There are 70 Richmond businesses already on Trinkin, nine from Charlottesville and five in Harrisonburg. The expansion to Washington, D.C. and Hampton Roads is planned for this year, Frank said.
In 2014, Trinkin had 2 million page views for its Richmond site, Frank said. He would not say how much revenue Trinkin generated last year.
Dave Al-Attiyah, a manager at the Betty on Davis, and Christina Kern, the owner of local marketing firm CampFire & Co., are also part-owners of Trinkin. The fourth owner did not want to be identified.
While Trinkin caters to beer lovers, a new site launched in August by Manchester-based Mobelux is catering more to foodies.
Its Best Dish website allows users to vote on the best offerings from local restaurants in different food categories and then displays the results.
“It’s a social network for finding the best food items in your city,” said Johnny Hugel, a producer at Mobelux, which designs and develops apps, websites and other internet-related ventures.

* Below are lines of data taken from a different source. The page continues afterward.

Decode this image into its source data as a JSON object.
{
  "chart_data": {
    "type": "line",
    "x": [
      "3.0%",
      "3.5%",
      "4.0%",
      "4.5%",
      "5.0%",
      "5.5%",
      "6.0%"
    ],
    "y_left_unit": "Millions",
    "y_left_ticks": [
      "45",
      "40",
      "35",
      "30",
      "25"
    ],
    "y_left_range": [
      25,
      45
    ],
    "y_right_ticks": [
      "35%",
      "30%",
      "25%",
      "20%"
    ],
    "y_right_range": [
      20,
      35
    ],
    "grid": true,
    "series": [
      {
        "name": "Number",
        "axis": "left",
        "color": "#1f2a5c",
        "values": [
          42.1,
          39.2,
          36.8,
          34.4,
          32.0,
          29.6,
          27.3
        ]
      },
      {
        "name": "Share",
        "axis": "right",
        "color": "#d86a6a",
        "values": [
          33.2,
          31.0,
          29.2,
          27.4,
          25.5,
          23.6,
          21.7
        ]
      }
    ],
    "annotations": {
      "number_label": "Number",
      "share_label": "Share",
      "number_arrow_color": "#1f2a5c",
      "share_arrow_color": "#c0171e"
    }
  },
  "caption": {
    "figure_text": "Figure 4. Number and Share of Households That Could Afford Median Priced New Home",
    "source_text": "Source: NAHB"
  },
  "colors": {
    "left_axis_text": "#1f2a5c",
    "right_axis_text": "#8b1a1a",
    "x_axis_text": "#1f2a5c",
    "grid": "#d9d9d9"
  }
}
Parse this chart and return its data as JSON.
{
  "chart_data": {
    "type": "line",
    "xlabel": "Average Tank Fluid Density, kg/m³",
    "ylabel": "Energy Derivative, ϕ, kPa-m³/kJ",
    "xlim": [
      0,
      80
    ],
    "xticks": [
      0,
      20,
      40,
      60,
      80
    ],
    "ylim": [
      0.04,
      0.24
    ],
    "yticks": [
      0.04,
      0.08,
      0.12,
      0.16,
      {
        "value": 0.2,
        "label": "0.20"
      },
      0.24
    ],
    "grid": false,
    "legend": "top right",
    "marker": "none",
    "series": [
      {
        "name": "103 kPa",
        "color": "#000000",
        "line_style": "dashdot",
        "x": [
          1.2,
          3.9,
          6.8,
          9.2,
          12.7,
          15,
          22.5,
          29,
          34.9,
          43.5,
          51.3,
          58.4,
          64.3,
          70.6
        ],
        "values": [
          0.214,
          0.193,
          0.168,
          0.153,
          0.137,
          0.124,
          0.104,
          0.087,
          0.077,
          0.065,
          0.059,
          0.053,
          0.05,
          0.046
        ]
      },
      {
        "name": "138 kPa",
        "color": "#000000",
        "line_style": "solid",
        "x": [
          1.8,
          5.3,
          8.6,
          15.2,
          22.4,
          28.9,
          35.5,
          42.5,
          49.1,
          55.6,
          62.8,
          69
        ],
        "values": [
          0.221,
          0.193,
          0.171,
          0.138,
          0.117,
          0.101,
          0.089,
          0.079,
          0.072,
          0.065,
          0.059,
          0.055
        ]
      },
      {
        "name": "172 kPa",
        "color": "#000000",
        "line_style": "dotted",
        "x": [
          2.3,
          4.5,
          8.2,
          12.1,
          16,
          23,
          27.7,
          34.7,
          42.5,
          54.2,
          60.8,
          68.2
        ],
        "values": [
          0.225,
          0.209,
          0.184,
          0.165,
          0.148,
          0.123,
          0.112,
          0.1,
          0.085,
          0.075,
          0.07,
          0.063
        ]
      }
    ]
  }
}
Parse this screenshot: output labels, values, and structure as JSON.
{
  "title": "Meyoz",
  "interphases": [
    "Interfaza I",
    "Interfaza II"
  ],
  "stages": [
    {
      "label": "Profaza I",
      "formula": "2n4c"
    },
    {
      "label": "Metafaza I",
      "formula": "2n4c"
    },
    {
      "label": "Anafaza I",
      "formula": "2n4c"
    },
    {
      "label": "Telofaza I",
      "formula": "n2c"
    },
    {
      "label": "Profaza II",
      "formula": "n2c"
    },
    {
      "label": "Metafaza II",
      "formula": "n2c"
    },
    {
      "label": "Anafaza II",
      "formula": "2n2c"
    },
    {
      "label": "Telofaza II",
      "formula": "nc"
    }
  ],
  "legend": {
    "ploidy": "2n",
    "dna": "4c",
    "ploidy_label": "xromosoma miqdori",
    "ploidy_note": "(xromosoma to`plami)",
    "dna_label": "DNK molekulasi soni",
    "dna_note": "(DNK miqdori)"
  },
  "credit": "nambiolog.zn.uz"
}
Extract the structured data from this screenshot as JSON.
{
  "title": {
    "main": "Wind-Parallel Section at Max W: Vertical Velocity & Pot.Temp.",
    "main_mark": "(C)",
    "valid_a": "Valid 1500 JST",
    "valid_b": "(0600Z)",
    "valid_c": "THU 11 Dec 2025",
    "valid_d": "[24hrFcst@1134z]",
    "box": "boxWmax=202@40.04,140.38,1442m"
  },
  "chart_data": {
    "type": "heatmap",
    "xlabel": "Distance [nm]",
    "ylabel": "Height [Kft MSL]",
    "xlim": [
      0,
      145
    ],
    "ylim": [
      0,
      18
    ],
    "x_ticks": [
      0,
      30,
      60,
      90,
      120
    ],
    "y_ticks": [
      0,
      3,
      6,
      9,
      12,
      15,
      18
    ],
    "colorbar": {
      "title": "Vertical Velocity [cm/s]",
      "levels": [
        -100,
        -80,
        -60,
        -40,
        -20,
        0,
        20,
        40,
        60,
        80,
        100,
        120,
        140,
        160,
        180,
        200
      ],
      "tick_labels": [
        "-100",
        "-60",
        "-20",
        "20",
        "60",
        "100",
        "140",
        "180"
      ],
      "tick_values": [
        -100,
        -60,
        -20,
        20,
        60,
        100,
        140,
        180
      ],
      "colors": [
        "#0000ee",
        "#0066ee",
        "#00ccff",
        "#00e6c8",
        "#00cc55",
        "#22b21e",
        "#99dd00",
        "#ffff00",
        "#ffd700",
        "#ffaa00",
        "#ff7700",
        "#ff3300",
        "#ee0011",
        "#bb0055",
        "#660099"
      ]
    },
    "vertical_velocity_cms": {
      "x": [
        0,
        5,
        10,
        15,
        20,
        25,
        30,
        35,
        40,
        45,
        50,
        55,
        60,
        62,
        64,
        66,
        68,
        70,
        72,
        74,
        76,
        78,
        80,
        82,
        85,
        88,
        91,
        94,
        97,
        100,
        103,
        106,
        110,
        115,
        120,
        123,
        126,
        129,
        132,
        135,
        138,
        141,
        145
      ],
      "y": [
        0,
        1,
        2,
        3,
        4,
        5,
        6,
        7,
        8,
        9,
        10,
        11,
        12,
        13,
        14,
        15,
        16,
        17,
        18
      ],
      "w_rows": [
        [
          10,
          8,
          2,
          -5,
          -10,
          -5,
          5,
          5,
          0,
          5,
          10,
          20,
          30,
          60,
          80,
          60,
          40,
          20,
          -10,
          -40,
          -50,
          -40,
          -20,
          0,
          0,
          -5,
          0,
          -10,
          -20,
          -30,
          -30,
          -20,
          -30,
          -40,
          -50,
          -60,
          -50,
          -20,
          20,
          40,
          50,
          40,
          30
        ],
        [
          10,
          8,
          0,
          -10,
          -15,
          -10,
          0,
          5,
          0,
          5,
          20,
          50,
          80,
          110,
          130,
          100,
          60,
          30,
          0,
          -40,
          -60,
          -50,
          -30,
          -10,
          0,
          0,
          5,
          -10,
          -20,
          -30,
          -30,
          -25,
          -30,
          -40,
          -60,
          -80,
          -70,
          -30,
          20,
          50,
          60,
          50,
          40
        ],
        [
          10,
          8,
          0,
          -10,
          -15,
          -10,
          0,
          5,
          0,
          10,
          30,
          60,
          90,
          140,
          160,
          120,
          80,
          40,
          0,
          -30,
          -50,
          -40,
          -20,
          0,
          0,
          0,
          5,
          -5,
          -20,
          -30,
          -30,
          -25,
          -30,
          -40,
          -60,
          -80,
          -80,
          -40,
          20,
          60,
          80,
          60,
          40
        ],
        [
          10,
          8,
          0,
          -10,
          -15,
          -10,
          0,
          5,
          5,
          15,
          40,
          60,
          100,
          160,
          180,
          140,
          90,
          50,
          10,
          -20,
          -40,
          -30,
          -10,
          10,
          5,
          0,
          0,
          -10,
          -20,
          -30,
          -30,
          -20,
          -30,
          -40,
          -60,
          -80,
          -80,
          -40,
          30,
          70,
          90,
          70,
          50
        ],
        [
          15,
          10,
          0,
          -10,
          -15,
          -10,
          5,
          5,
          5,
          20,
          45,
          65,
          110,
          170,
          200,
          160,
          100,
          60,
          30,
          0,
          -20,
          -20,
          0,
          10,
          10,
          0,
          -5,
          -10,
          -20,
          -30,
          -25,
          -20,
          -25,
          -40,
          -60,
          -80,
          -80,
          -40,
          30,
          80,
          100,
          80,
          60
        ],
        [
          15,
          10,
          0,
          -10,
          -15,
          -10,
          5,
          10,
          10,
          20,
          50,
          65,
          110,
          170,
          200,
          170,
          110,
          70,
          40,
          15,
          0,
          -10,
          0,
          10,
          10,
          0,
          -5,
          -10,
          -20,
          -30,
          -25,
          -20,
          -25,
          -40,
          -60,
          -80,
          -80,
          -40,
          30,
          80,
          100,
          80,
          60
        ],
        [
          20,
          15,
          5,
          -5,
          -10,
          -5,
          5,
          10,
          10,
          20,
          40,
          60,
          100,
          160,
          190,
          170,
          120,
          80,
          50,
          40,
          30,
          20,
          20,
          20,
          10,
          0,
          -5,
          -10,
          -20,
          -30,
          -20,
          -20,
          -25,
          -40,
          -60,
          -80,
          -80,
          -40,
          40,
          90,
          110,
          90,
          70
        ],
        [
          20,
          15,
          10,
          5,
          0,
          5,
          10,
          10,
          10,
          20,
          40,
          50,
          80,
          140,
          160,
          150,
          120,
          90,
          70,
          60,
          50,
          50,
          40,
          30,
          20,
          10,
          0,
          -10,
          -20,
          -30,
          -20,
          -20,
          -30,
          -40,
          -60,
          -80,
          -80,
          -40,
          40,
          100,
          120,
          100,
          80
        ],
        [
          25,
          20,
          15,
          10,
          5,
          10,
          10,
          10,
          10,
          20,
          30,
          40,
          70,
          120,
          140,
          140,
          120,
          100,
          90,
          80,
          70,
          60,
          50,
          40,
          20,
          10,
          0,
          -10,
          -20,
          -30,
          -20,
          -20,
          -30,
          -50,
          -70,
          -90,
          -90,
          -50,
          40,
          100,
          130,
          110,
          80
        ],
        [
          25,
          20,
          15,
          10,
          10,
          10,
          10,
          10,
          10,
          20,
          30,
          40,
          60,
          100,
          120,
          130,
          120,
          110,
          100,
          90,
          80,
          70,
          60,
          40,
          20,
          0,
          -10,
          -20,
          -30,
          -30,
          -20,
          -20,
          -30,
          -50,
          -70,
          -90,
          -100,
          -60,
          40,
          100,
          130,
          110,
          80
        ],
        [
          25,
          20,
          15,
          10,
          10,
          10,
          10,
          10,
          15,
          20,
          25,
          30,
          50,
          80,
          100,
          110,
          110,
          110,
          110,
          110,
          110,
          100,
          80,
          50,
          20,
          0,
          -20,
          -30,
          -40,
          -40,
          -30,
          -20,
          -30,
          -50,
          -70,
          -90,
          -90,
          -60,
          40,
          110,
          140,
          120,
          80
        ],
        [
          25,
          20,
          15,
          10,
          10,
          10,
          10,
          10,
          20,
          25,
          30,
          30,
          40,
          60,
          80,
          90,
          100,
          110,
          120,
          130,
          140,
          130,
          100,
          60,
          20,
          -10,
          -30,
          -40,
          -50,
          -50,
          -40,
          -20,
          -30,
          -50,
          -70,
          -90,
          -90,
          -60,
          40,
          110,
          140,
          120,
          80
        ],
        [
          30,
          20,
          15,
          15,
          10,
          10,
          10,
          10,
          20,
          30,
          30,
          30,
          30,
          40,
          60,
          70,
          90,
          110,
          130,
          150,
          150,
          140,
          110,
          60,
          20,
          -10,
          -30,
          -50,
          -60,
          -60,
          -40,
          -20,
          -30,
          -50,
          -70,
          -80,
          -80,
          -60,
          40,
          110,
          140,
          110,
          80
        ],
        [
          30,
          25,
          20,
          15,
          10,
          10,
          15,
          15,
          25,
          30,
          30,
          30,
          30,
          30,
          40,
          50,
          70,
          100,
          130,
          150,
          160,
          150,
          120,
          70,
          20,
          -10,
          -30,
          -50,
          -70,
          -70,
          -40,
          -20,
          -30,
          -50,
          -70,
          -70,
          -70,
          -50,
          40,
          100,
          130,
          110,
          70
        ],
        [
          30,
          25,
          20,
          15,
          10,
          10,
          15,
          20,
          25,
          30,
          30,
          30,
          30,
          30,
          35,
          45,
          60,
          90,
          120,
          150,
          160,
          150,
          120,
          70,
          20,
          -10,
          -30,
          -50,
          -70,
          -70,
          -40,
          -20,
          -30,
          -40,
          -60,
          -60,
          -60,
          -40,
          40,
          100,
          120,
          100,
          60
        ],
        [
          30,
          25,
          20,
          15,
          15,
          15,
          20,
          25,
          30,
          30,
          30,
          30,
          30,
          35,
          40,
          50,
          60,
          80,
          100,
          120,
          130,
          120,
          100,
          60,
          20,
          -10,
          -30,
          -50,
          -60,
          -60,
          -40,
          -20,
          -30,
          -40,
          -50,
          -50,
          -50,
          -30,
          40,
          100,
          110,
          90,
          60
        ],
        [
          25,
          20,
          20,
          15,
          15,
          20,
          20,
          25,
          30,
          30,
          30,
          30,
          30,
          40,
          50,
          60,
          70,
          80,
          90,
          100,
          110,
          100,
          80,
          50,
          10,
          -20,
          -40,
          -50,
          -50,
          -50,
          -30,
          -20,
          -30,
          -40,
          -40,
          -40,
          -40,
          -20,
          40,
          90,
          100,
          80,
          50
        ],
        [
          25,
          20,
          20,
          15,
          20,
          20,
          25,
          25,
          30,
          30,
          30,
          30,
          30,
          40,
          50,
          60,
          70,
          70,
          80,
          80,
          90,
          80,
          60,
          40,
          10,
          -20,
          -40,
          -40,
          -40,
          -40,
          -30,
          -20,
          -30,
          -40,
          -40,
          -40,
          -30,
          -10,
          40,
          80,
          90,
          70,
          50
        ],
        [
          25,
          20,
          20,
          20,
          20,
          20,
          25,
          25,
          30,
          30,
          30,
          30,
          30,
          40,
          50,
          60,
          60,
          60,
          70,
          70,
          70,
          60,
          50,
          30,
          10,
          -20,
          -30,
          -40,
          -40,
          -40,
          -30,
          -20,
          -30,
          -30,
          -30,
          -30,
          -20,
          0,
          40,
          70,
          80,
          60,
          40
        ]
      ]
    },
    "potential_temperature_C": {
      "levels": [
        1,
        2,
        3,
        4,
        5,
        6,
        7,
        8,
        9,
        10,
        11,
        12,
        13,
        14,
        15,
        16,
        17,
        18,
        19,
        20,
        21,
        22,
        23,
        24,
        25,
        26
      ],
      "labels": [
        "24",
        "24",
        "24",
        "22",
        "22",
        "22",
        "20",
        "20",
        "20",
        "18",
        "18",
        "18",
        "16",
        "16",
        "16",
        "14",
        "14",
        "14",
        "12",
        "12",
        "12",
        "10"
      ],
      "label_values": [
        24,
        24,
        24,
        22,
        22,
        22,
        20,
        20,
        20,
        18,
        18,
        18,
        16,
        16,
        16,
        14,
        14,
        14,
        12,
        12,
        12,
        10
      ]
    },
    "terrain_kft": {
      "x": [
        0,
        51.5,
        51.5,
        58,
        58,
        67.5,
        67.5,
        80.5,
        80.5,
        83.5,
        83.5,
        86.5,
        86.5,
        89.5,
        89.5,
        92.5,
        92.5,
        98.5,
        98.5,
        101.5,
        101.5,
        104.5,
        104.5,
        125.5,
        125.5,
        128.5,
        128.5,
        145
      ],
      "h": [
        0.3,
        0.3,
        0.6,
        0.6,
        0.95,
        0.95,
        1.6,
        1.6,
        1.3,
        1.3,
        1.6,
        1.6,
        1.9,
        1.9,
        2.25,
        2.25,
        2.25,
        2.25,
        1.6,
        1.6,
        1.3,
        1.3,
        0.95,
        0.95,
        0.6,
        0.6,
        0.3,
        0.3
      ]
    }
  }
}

The eight categories available to vote on in Richmond are: fries, burritos, burgers, coffee, barbecue sandwiches, sushi, tacos and pizza.
After initially launching in Richmond, Best Dish expanded to Washington, D.C., where there are four categories available for voting.
“All the content on the site is user-submitted, and we validate the data,” Hugel said. “That helps us to ensure that only proper venues are added to site.”
Hugel said Richmond’s pizza category has received about 200 votes for more than 60 different pizzas. Restaurants and cafes have no influence on the rankings, Hugel said.
The revenue for Best Dish comes from selling sponsorships on the site. Local taco favorite Don’t Look Back in Carytown sponsored the site during its initial launch. The Virginia Wine Expo is a current sponsor.
“Rather than depend on ads that might influence the design of the site, we have large sponsorship bricks,” Hugel said.
Best Dish also gets extra revenue from users that want to being featured on the site with a picture and link.
Hugel said the site is tapping into both the rise of food fanatics willing to go off the beaten path to find good food, as well as more infrequent users who might happen to be searching for the best burger in town.
Like Trinkin, further expansion may be in the works for Best Dish.
“We’ve been taking the past few weeks to evaluate the use of the site and will be releasing updated features in the upcoming months as we look to expand and grow the platform beyond Richmond,” Hugel said.